Psamtik I’s 9th regnal year
In Psamtik I’s 9th regnal year, in 656 BCE, he sent an expedition to the city of Thebes which compelled the existing God’s Wife of Amun, Shepenupet II, daughter of the former Kushite Pharaoh Piye, to adopt his daughter Nitocris I as her heiress in the so-called Adoption Stela. This was concluded with the approval of the Theban aristocracy and the tacit support of Mentuemhat, who was the Fourth Priest of Amun and the Mayor of Thebes. Psamtik I had unified all of Egypt under his rule.
In 655 and 654 BCE, that is his 10th and 11th regnal years, Psamtik I carried out a war with Libyan tribes who had seized control of the area from the Oxyrhynchite nome around the Bahr Yussef till the Mediterranean Sea, and who had been joined by Psamtik I’s previously defeated enemies from his wars in the Delta.

The conclusion of this war
Following the successful conclusion of this war, Psamtik I placed an Egyptian garrison at Marea to prevent incursions by Libyans from the desert. Thus, by the end of his first decade of rule in 654 BCE, Psamtik I was firmly in control of all Egypt.
According to Herodotus, Psamtik carried out a twenty-nine-year siege of Ashdod. The exact dating of this siege is uncertain. In the later part of Psamtik I’s reign, the Neo-Assyrian Empire started unravelling following the death of Ashurbanipal in 627 BC, leaving a power vacuum in the Levant which allowed the Assyrians’ former Scythian vassals to overrun the area. Some time between 623 and 616 BCE, the Scythians reached as far south as Judah and Edom until Psamtik I met them and convinced them to turn back by offering them gifts.
Psamtik died in 610 BCE and was succeeded by his son, Necho II.
Discovery of a colossal statue
Egyptian archaeologists and German archaeologists found a massive statue approximately 7.9 metres (26 ft) high on the Heliopolis site of Cairo on 9 March 2017. The statue is composed of quartzite and it was discovered in a broken form with the lower section of the head and the crown buried in groundwater.

Governor of Sais
While the statue was initially speculated to be of Ramesses II, it was later confirmed to be of Psamtik I due to engravings found that mentioned one of Psamtik’s names on the base of the statue. A spokesperson at the time commented that “If it does belong to this king, then it is the largest statue of the Late Period that was ever discovered in Egypt.” The head and torso are expected to be moved to the Grand Egyptian Museum.

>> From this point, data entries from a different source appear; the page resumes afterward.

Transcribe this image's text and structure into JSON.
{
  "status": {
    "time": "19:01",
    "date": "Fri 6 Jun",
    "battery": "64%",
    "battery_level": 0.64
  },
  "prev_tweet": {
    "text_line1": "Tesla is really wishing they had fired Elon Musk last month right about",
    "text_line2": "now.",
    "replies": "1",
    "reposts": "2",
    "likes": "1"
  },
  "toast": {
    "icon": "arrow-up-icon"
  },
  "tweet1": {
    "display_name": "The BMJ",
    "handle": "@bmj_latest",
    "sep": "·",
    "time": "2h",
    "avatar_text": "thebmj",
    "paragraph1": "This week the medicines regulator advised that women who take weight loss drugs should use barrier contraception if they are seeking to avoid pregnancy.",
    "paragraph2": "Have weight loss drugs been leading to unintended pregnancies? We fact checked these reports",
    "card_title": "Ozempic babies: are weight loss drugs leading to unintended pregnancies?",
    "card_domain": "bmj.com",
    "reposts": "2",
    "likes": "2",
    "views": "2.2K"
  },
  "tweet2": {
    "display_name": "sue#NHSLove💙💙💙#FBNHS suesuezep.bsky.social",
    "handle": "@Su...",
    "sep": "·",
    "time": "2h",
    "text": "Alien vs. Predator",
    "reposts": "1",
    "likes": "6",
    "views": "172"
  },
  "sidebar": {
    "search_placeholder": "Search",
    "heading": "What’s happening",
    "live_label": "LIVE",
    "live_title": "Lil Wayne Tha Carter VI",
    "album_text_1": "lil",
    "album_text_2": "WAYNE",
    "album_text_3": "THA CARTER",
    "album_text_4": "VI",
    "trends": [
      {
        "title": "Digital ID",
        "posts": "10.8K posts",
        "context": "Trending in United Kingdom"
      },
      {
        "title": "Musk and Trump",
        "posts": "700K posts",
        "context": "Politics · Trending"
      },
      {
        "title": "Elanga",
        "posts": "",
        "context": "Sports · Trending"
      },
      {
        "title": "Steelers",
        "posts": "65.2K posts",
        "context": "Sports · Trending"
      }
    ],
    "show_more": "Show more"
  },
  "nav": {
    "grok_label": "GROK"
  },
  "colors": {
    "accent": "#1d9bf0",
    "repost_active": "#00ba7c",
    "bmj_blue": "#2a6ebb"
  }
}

The statue was sculpted in the ancient classical style of 2000 BC, establishing a resurgence of the greatness and prosperity of the classical period, and reconstructions bear a strong similarity with a statue of a striding Senusret I (1971–1926 BC), now in the Cairo Museum. However, from the many fragments of quartzite collected (now 6,400 of them), it has been established that the colossus was at some time deliberately destroyed. Certain discoloured and cracked rock fragments show evidence of having been heated to high temperatures then shattered (with cold water), a typical way of destroying ancient colossi.
Conclusion
Psamtik I was not merely a survivor in a dangerous age. He was a builder of nations. Through patience, diplomacy, and strategic reform, he transformed a fragmented land into a unified kingdom once more. By restoring Egypt’s independence while respecting its ancient traditions, Psamtik I created a final golden chapter of native Egyptian rule. His reign proves that renewal does not always come through conquest, but through wisdom, balance, and the ability to adapt without losing identity.